In comparison, ABC reported that a startling one in two working Australians is living from payday to payday.

According to ABC, homes are less affordable, jobs are less secure, and a growing number of people are being forced into part-time work. More and more people are struggling to pay their bills. Because of the cost of education and poor decisions with credit cards, they are coping with low wages and a greater burden of debt.

As a result, employees get entrenched in the Rat Race of life. They stay there until retirement. They get stuck in dead-end jobs just to pay off their debts and survive day-to-day.

119. Employees are not earning enough to make ends meet

The International Labour Organization found that the overall wage growth around the world has decelerated since 2012 from 2.5% to 1.7% in 2015. It is the lowest level in four years.

MarketWatch reported that wage stagnation (or low wage growth) has taken a heavy toll on employees since the 1970s where only 51% of 30-year-olds are making more money than their parents did. And Time reported that half of those ages 18 to 24 say that they will need a side job to save enough for their future.

According to FlowingData, there are minimal changes in income growth over the past few decades for the lower and middle class (there is a slider for comparison).

In spite of increasing economy-wide productivity, the Economic Policy Institute found that wages for the vast majority of American employees have either stagnated or declined since 1979. This weak wage growth extends even to those with college degrees.

The Sydney Morning Herald reported that “there are so few workers now getting a raise that regulators are worried it is actually rewriting the Phillips curve, one of the dominant forecasting models of the economy for half a century: higher employment = higher wages because there are fewer people willing to work for less money.”

(If you want to know how you spend your income, click here.)

Hays found that 58% of Australian employers increased their employees’ salaries by less than 3%. Sixteen percent did not increase salaries at all. With Australia’s consumer price index hovering at 1.5%, there is no real growth in wages for employees.

Data from the Australian Bureau of Statistics showed that average household incomes fell by 1.6% in the year to September 2017, after considering inflation, taxes and interest costs. The Wage Price Index data also showed that average earnings were 0.7% lower in the September quarter when compared with the same period in 2011.

120. Employees are stressed and worry about finances

It is not surprising that one in three employees worry about finances during work hours, according to the Financial fitness of working Australians. Only 51% believed that they have enough knowledge to make sound financial decisions for their future (d from 57% in 2015).

Similarly, research by the Centre for Social Impact found that two million Australians are experiencing severe or high financial stress. A further 10 million are living with some level of financial worry, one in two has no savings, and one in six reported that they are just managing to make repayments on debt.

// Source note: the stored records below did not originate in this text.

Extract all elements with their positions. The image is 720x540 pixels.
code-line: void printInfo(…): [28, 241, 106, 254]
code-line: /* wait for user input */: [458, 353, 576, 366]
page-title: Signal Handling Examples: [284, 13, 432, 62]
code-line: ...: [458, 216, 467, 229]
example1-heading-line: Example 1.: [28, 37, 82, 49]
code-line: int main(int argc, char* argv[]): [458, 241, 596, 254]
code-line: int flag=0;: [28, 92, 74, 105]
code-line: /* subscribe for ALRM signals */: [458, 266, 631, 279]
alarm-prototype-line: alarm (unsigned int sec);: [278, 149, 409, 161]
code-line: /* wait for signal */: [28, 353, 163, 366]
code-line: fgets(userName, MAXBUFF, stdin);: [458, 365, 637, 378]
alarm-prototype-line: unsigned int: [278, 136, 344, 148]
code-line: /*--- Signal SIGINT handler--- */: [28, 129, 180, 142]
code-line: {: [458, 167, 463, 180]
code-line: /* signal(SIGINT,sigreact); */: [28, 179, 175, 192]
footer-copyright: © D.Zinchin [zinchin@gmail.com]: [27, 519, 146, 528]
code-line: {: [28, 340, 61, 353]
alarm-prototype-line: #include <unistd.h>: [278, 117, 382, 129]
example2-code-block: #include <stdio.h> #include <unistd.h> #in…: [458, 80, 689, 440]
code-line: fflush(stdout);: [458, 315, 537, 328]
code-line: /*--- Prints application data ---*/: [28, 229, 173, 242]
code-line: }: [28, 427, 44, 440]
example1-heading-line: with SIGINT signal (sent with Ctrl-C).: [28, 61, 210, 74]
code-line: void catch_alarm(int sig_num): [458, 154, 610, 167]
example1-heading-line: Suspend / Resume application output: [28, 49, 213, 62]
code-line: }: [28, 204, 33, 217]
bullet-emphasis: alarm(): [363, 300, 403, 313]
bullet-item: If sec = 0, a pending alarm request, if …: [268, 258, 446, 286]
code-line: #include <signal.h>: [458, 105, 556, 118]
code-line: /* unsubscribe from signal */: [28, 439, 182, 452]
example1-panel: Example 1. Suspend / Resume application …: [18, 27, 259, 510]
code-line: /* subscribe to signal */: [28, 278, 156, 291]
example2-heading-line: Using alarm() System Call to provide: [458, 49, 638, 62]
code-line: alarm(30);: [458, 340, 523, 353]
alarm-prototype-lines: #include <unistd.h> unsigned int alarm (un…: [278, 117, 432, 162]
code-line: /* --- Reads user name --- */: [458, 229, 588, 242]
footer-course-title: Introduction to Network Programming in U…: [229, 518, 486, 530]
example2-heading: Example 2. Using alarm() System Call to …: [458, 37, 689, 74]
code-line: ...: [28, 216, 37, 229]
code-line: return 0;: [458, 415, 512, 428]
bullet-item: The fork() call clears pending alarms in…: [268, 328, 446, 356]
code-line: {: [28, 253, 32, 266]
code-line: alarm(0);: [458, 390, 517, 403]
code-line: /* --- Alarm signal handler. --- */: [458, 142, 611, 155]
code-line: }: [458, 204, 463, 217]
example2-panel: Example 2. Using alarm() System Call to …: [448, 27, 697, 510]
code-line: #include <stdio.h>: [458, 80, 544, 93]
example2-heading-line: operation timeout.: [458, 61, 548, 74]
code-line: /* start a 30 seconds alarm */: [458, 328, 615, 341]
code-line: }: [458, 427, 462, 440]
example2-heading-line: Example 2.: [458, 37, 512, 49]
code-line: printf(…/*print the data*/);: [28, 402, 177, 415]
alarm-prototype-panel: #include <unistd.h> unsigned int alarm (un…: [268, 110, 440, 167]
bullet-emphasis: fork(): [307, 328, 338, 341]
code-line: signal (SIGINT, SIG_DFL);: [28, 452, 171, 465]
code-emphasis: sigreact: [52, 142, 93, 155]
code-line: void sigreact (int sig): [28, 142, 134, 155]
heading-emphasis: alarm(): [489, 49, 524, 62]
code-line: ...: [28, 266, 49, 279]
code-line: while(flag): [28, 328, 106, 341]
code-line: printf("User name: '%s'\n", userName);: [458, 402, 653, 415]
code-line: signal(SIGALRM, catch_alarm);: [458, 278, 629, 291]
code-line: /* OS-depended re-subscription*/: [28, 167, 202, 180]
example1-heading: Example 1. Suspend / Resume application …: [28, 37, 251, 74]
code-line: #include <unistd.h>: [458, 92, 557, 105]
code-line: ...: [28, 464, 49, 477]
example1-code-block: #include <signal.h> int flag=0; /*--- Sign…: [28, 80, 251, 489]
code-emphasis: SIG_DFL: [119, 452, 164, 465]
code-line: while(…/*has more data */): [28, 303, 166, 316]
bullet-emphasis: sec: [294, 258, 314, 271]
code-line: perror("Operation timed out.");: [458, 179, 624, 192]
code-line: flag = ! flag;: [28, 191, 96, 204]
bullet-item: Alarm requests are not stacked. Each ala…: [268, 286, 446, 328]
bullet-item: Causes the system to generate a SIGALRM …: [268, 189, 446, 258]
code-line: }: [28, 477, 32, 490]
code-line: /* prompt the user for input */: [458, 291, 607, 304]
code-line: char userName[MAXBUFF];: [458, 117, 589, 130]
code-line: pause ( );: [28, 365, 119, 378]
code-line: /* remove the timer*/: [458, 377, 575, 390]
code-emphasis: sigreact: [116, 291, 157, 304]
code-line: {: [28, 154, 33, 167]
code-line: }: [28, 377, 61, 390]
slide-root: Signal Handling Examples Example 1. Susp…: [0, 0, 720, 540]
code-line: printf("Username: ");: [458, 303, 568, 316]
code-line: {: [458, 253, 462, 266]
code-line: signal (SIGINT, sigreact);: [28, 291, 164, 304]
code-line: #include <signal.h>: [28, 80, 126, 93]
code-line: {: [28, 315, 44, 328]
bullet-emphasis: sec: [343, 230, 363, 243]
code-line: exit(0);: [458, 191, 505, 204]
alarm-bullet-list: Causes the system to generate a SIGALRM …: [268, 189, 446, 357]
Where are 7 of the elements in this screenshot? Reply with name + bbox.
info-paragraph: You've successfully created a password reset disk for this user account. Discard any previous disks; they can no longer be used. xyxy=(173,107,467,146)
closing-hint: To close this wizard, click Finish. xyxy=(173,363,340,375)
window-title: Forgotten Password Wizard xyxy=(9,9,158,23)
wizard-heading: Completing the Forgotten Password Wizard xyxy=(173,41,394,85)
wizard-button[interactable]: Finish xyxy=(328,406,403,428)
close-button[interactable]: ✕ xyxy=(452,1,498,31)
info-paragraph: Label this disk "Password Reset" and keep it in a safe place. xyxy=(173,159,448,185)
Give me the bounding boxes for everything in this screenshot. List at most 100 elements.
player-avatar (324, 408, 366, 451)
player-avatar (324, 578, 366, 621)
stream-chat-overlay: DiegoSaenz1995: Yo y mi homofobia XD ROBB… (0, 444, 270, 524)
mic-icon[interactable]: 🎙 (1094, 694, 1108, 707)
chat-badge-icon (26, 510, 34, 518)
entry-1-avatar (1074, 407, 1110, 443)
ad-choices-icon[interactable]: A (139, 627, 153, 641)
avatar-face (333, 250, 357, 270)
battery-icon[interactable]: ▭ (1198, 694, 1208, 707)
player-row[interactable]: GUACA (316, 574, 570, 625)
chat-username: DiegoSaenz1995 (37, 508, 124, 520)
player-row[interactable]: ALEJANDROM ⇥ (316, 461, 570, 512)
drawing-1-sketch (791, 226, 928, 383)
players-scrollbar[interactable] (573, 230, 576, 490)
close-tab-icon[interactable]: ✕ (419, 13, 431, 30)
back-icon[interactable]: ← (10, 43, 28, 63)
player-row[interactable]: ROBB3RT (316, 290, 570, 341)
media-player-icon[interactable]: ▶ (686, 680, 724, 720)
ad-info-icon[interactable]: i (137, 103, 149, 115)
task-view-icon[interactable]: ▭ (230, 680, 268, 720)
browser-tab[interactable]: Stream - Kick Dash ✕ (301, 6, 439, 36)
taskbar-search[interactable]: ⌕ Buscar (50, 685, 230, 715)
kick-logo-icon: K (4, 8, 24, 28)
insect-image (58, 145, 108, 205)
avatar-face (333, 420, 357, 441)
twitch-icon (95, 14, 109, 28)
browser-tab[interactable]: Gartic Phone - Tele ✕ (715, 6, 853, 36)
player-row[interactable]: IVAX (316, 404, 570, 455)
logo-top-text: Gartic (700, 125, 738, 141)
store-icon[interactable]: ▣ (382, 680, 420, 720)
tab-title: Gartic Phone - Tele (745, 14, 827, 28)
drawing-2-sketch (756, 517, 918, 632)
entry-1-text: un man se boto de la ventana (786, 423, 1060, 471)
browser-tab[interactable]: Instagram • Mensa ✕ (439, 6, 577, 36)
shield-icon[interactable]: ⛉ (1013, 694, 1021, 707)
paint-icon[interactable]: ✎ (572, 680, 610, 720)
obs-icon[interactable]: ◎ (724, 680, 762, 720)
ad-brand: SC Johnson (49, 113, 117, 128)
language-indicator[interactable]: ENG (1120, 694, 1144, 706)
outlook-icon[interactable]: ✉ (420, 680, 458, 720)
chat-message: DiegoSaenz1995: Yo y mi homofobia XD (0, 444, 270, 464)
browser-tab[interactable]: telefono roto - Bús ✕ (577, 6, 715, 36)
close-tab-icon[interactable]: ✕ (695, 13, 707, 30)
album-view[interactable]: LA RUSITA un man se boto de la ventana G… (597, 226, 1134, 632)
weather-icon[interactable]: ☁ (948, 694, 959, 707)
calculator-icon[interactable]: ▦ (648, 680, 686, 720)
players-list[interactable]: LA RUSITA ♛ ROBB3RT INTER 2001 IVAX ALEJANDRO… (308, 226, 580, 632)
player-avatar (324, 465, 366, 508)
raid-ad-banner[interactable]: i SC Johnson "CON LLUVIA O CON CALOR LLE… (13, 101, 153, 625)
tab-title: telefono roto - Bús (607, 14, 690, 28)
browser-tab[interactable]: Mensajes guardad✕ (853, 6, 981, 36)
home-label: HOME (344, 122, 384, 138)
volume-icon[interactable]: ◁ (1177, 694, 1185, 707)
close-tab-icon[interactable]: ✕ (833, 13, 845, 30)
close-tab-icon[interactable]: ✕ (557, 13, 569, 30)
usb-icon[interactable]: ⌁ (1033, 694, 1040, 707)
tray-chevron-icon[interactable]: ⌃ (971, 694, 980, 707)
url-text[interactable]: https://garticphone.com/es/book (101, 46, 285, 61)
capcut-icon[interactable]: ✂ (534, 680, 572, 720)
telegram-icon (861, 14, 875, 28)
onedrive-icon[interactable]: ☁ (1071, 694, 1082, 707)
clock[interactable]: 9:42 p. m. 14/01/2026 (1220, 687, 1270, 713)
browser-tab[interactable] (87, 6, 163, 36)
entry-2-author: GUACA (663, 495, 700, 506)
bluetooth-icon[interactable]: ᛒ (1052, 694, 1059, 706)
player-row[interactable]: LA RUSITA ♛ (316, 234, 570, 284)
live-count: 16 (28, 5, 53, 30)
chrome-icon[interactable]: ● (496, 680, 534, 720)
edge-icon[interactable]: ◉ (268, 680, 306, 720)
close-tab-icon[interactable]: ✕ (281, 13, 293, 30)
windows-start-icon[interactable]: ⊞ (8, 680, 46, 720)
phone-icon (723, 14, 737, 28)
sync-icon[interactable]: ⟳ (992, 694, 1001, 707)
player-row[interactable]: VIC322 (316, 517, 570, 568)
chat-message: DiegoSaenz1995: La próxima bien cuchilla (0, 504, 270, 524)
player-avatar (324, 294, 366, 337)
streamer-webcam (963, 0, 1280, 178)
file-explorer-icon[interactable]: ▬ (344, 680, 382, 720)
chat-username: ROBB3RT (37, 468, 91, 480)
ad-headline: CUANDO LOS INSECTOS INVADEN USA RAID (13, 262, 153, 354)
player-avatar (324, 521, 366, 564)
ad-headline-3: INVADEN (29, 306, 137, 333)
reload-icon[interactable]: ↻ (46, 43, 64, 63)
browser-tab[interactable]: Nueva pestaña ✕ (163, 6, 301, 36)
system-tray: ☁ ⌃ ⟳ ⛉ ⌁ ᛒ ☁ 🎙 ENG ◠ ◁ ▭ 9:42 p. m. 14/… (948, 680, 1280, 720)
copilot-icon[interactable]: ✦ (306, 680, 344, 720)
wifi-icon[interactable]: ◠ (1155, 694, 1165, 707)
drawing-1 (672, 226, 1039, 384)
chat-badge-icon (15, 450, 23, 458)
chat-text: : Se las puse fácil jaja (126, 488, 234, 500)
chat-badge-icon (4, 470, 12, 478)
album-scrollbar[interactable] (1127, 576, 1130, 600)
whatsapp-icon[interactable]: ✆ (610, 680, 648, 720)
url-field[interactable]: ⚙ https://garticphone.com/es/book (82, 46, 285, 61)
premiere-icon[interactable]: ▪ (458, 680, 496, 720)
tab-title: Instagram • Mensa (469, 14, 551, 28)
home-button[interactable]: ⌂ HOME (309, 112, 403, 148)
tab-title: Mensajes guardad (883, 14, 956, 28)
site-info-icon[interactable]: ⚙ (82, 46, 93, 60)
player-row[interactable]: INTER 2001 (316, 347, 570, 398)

Without proper financial literacy education in schools and universities, people don’t know how to budget, save, and get out of debt. These are must-have life skills that workers require in an environment where governments control outdated education systems that produce manufacturing-type and financially illiterate workers.

According to the Sydney Morning Herald, it is not surprising that there are alarmingly low levels of financial illiteracy across Australia.

Perhaps this is the grand plan by governments to keep their citizens in the Rat Race of Life without much hope for financial freedom and comfortable retirement living through proper financial literacy education and financial planning.

Financial literacy is a huge problem where high school or secondary students aren’t financially educated. A study conducted by Champlain College showed that 27 states in the US received grades C, D or F on state efforts to improve financial literacy in high schools. High school is a particularly important time in the lives of young students who soon will be faced with decisions regarding credit, rent, salaries, major purchases, and education loans.